No obstante, el Tribunal Constitucional reprendió hace ya algunos años la aplicación textual del indicado precepto. Con ocasión de un recurso de revisión constitucional interpuesto contra una sentencia de la Suprema Corte de Justicia que visó esas actuaciones como suficientes para validar el emplazamiento, sostuvo que en nada aseguraban al demandado su derecho a la contradicción. Así las cosas, procedió a interpretar el referido art. 69.8 conforme al texto fundamental: “solo puede tomarse como válida y eficaz una notificación si la misma es recibida por la persona a la cual se destina o si es entregada debidamente en su domicilio”, se lee en la TC/0420/15.

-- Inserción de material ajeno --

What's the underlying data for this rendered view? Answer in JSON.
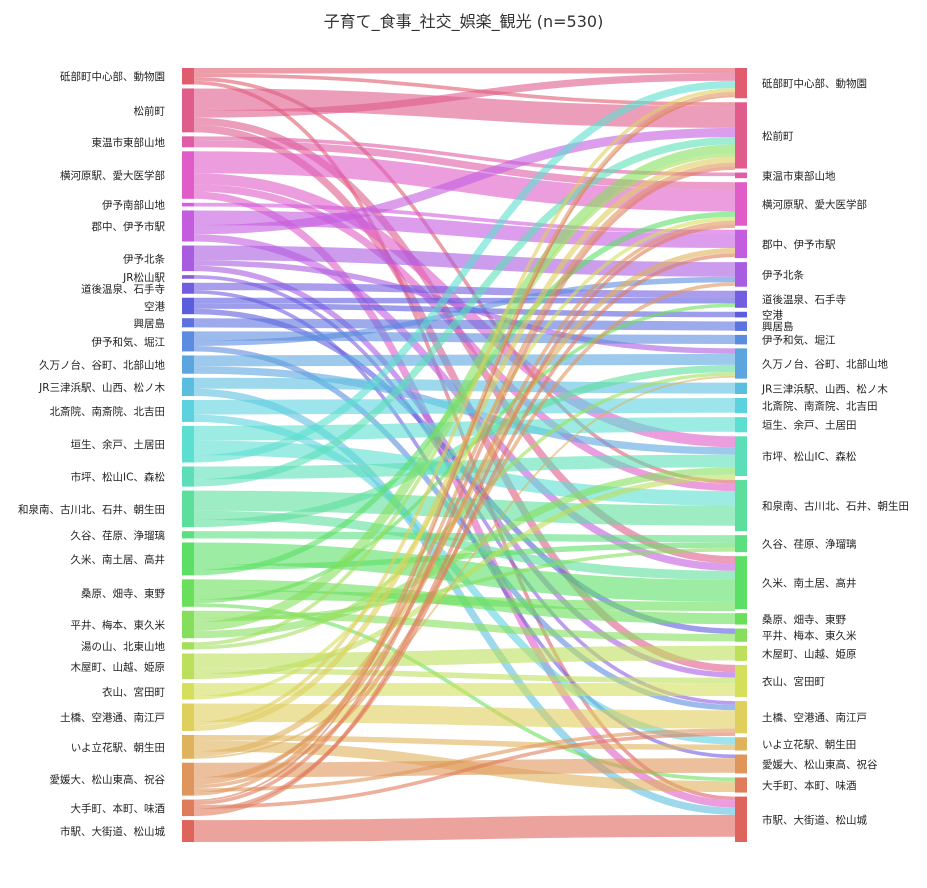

Sin embargo, la Primera Sala del más alto tribunal judicial se resiste a apegarse a ese criterio. Veámoslo en contexto: el vendedor de un inmueble, alegando el presunto incumplimiento de una obligación accesoria, demandó al comprador, pero en lugar de emplazarlo en su domicilio real -que figuraba en el contrato celebrado hace algo menos de 20 años- lo notificó en la secretaría de la cámara civil del tribunal de primera instancia, dando lugar a una sentencia condenatoria en defecto.
Se nos dirá que, si el demandado consintió ese domicilio de elección, el emplazamiento habría sido regular. Resulta, empero, que el acto bajo firma privada que las partes suscribieron no especificaba en cuál secretaría de las tres cámaras en que está dividido el tribunal de primera instancia el comprador eligió domicilio. La corte casacional, tirando a puros jalones de moño, resolvió ese vacío o laguna argumentado que como se hizo en un contrato “enmarcado dentro de la esfera del derecho civil… las consecuencias que se puedan derivar de [su] celebración deben ventilarse ante la jurisdicción civil”.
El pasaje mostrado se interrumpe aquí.